Pero la cosa se torció. Esas ideas, las de los años sesenta y setenta, tenían inoculado un virus letal. Pues si todos somos iguales, si todas las opiniones valen lo mismo, si ya no hay autoridades que acatar ni preceptos que observar, ¿por qué razón he de prestar yo oídos al otro, a mi interlocutor? ¿Acaso lo que él me diga valdrá más o tendrá más fundamento que lo que yo diga? ¿Realmente, es mi obligación ética escuchar al otro? Si está prohibido prohibir, si todo signo de autoridad está en entredicho, ¿cómo conceder más valor a lo que dice mi interlocutor que a lo que diga yo, mi vecino o este niño de ocho años? Nada puede extrañarnos, entre muchas otras torsiones del sentido común, el intrusismo profesional de hoy o que, en las conversaciones cotidianas, todo el mundo sepa de todo, sin parar en mientes sobre lo que se dice de política, arte, ética, física o psicología. Al parecer, casi cualquiera de mis amigos o conocidos sabe tanto como yo de psicología, aunque yo sea psicólogo y ellos no. Sí, el arte es una metáfora de lo que está pasando. Igual que todo vale en arte, todo vale en el mundo de las ideas. Tanto da una opinión hecha a vuelapluma que una teoría filosófica o científica. Nada tiene más autoridad que nada.

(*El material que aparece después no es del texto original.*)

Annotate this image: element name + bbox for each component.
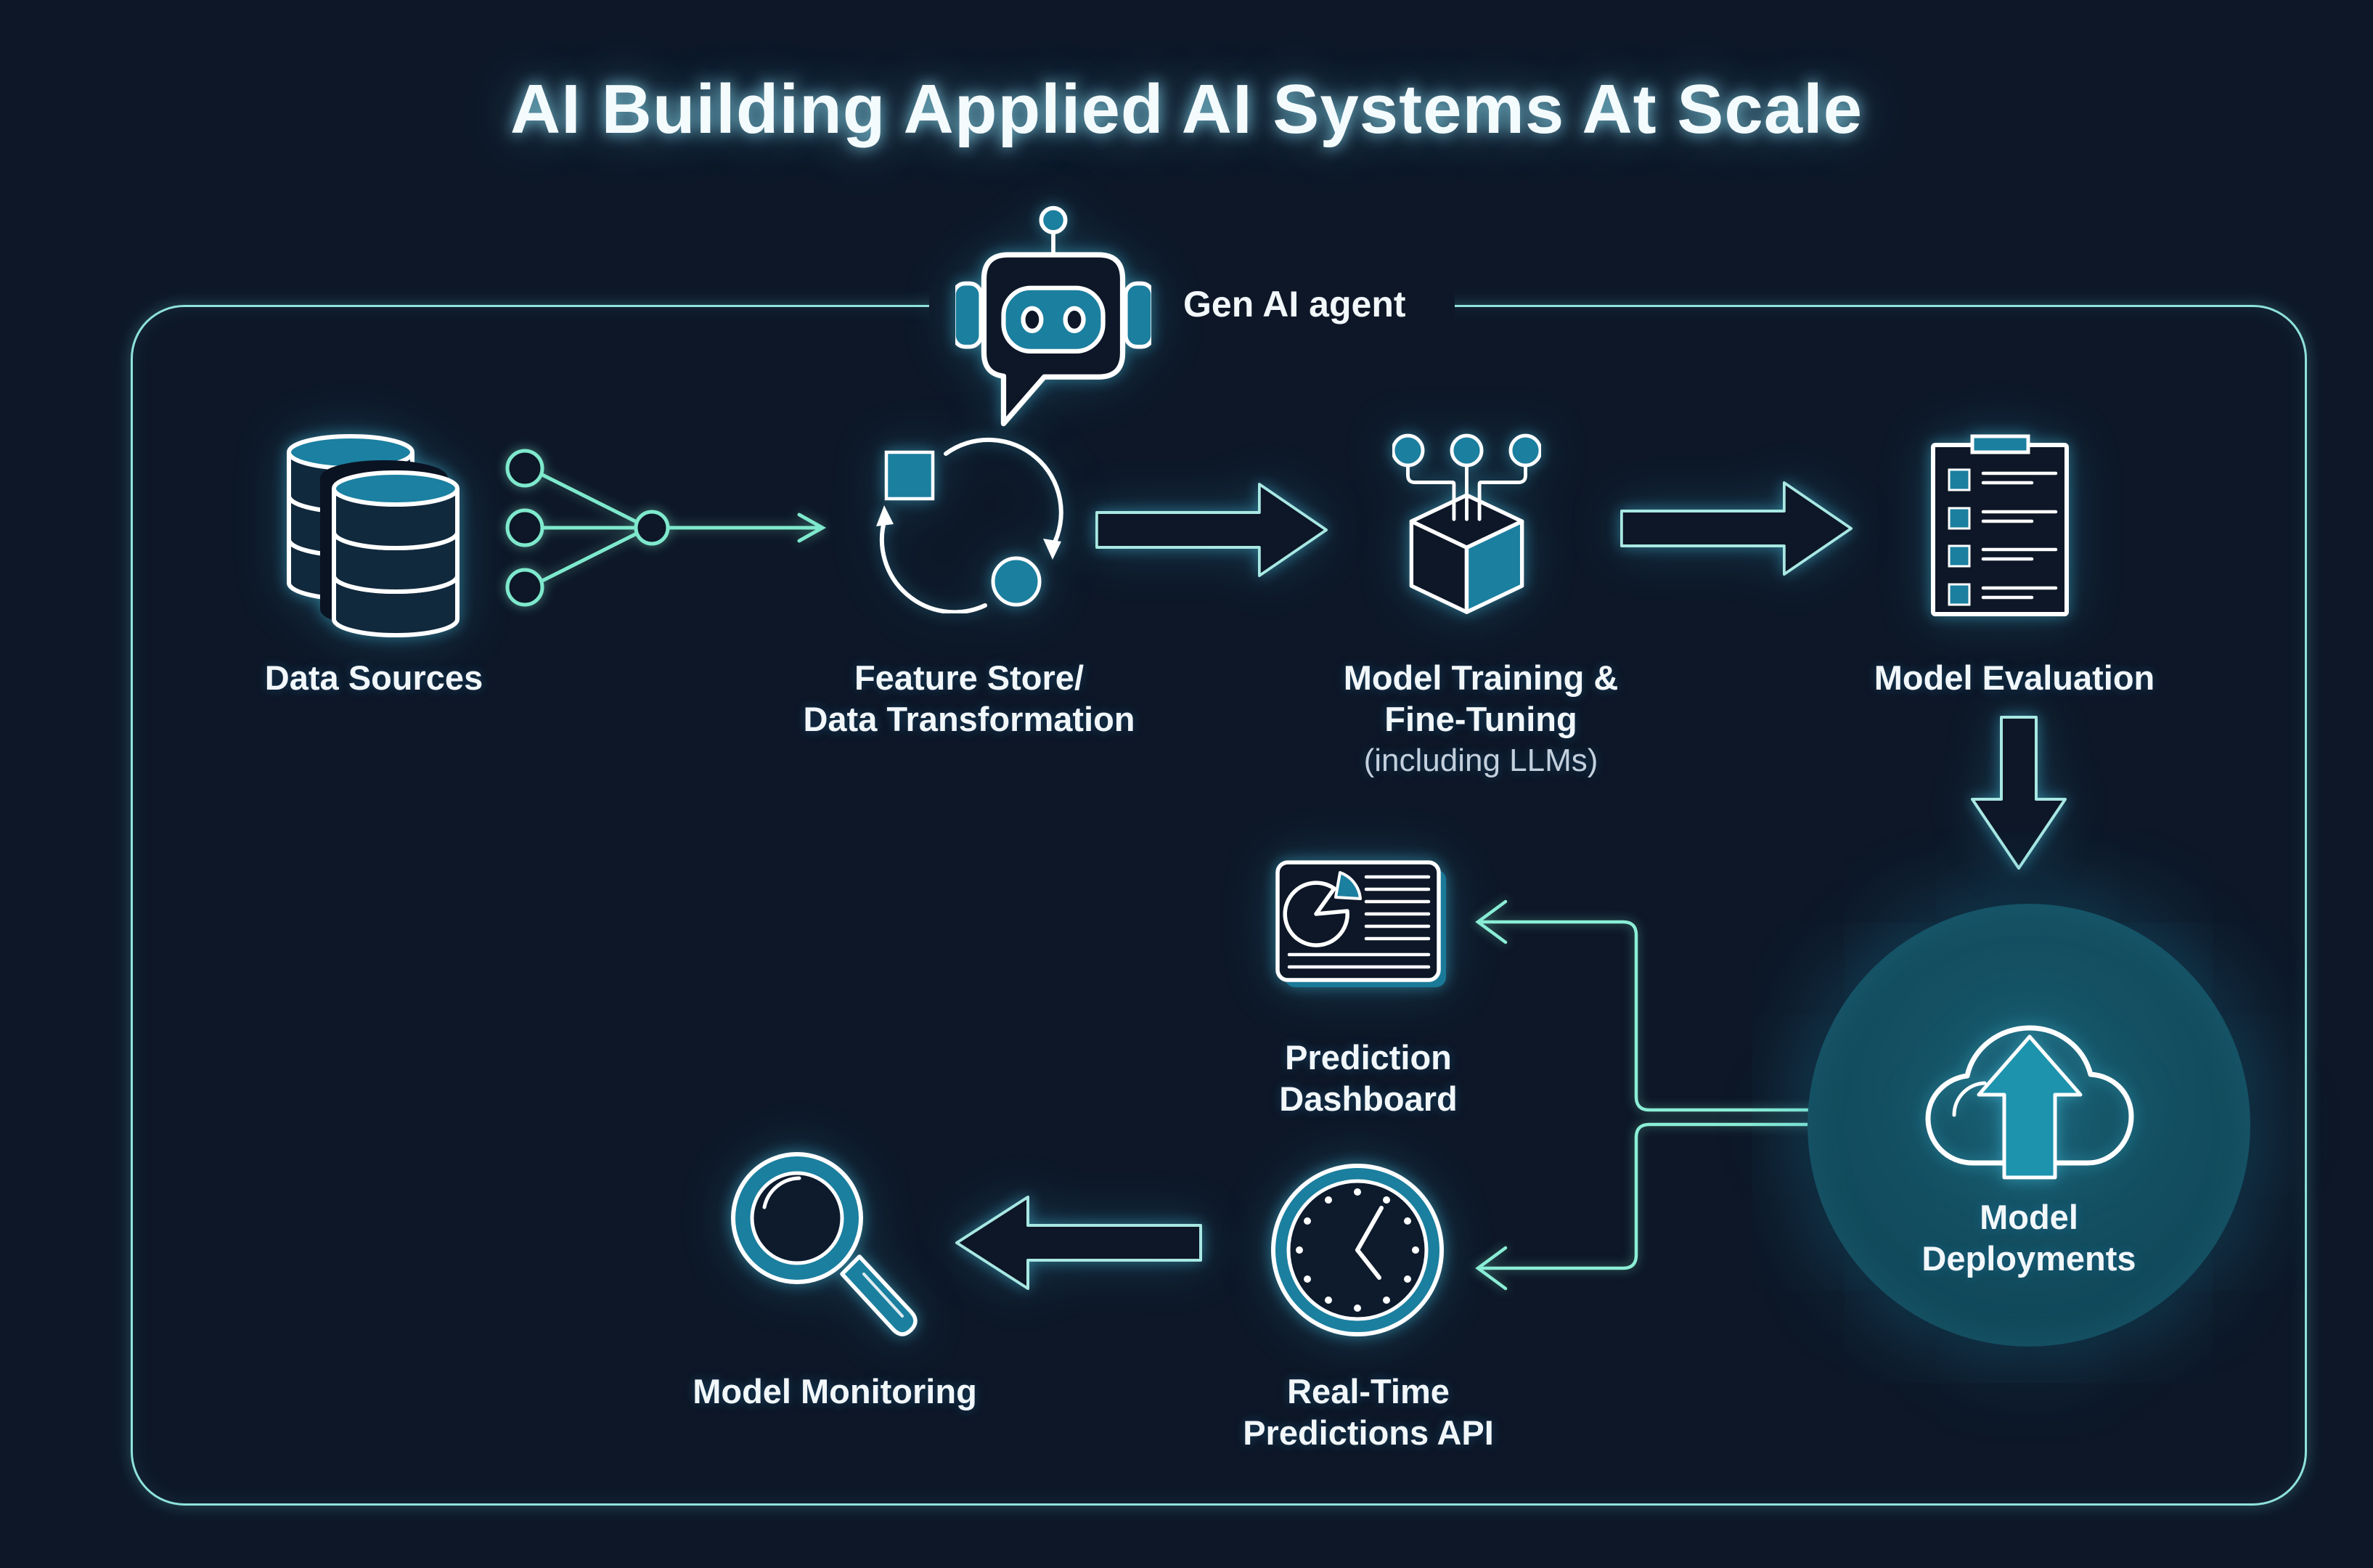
checklist-clipboard-icon xyxy=(1931,434,2069,616)
label-realtime-api-line2: Predictions API xyxy=(1243,1413,1494,1452)
magnifier-icon xyxy=(731,1152,918,1336)
connector-deploy-to-api xyxy=(1479,1122,1831,1270)
thin-arrowhead xyxy=(797,513,827,543)
label-feature-store-line1: Feature Store/ xyxy=(854,658,1085,697)
label-model-training-line2: Fine-Tuning xyxy=(1384,700,1577,738)
clock-icon xyxy=(1271,1164,1444,1336)
label-realtime-api-line1: Real-Time xyxy=(1287,1372,1450,1410)
label-model-training-line3: (including LLMs) xyxy=(1363,743,1598,778)
connector-deploy-to-dashboard xyxy=(1479,920,1831,1112)
flow-arrow-3 xyxy=(955,1196,1202,1290)
cube-input-nodes-icon xyxy=(1392,433,1541,614)
flow-arrow-1 xyxy=(1095,483,1328,577)
label-feature-store: Feature Store/ Data Transformation xyxy=(751,657,1187,740)
label-model-evaluation: Model Evaluation xyxy=(1874,658,2155,697)
page-title: AI Building Applied AI Systems At Scale xyxy=(510,70,1863,148)
connector-arrowhead-api xyxy=(1475,1246,1508,1291)
label-prediction-dashboard-line2: Dashboard xyxy=(1279,1079,1458,1118)
gen-ai-agent-label: Gen AI agent xyxy=(1183,284,1406,324)
label-model-training-line1: Model Training & xyxy=(1343,658,1619,697)
label-model-deployments-line1: Model xyxy=(1980,1198,2078,1236)
checklist-rows xyxy=(1948,468,2058,606)
label-prediction-dashboard: Prediction Dashboard xyxy=(1151,1037,1586,1119)
label-feature-store-line2: Data Transformation xyxy=(803,700,1135,738)
dashboard-pie-icon xyxy=(1275,860,1446,987)
connector-arrowhead-dashboard xyxy=(1475,899,1508,944)
flow-arrow-down xyxy=(1971,716,2067,870)
label-data-sources: Data Sources xyxy=(264,658,483,697)
front-database xyxy=(332,470,460,637)
database-stack-icon xyxy=(287,434,460,637)
label-prediction-dashboard-line1: Prediction xyxy=(1285,1038,1452,1077)
label-model-deployments: Model Deployments xyxy=(1811,1196,2247,1279)
label-model-monitoring: Model Monitoring xyxy=(693,1372,977,1410)
flow-arrow-2 xyxy=(1620,481,1853,576)
cloud-upload-icon xyxy=(1925,1025,2134,1180)
label-model-deployments-line2: Deployments xyxy=(1921,1239,2136,1278)
data-merge-icon xyxy=(505,449,827,607)
transform-cycle-icon xyxy=(876,437,1063,613)
robot-chat-icon xyxy=(955,205,1151,427)
label-model-training: Model Training & Fine-Tuning (including … xyxy=(1263,657,1699,781)
label-realtime-api: Real-Time Predictions API xyxy=(1151,1371,1586,1453)
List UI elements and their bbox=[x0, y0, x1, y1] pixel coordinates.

Yo, que siempre he sido aficionado a las paradojas, tengo a ésta por la joya de la corona. Qué cosa tan curiosa que partiendo de tan buenos propósitos (igualdad, eliminación de las jerarquías, fraternidad… hayamos arribado a esta situación. Qué curioso que del igualitarismo original hayamos llegado a este individualismo que nos señorea y que, nacido de la misma sementera del espíritu democrático, casi nos impide dialogar; es decir: hablar y escuchar para entendernos mejor, no simplemente para marcar nuestro territorio, que es lo que solemos hacer. De suerte que, efectivamente, hemos conseguido aniquilar los signos ostentosos de autoridad, hemos conseguido repudiar la imagen astrosa de los grandes tiranos políticos, militares o religiosos, pero, a cambio, nos ha quedado un rosario interminable de conflictos cotidianos de todos contra todos. Ya no hay un gran tirano, un gran Gallo de corral sino que todos nos tiranizamos unos a otros, gallitos todos, fieles baluartes de la máxima de que nada es mejor que nada, ninguna idea mejor que otra, ninguna teoría más digna de atención que otra. Nadie se digna ceder ante el otro. Quizá por ello asistimos a la gresca continua entre matrimonios, entre vecinos, entre padres e hijos, entre generaciones, entre profesionales y aficionados, entre alumnos y maestros, etc. Es una guerra de todos contra todos. Es la guerra de la vanidad desaforada.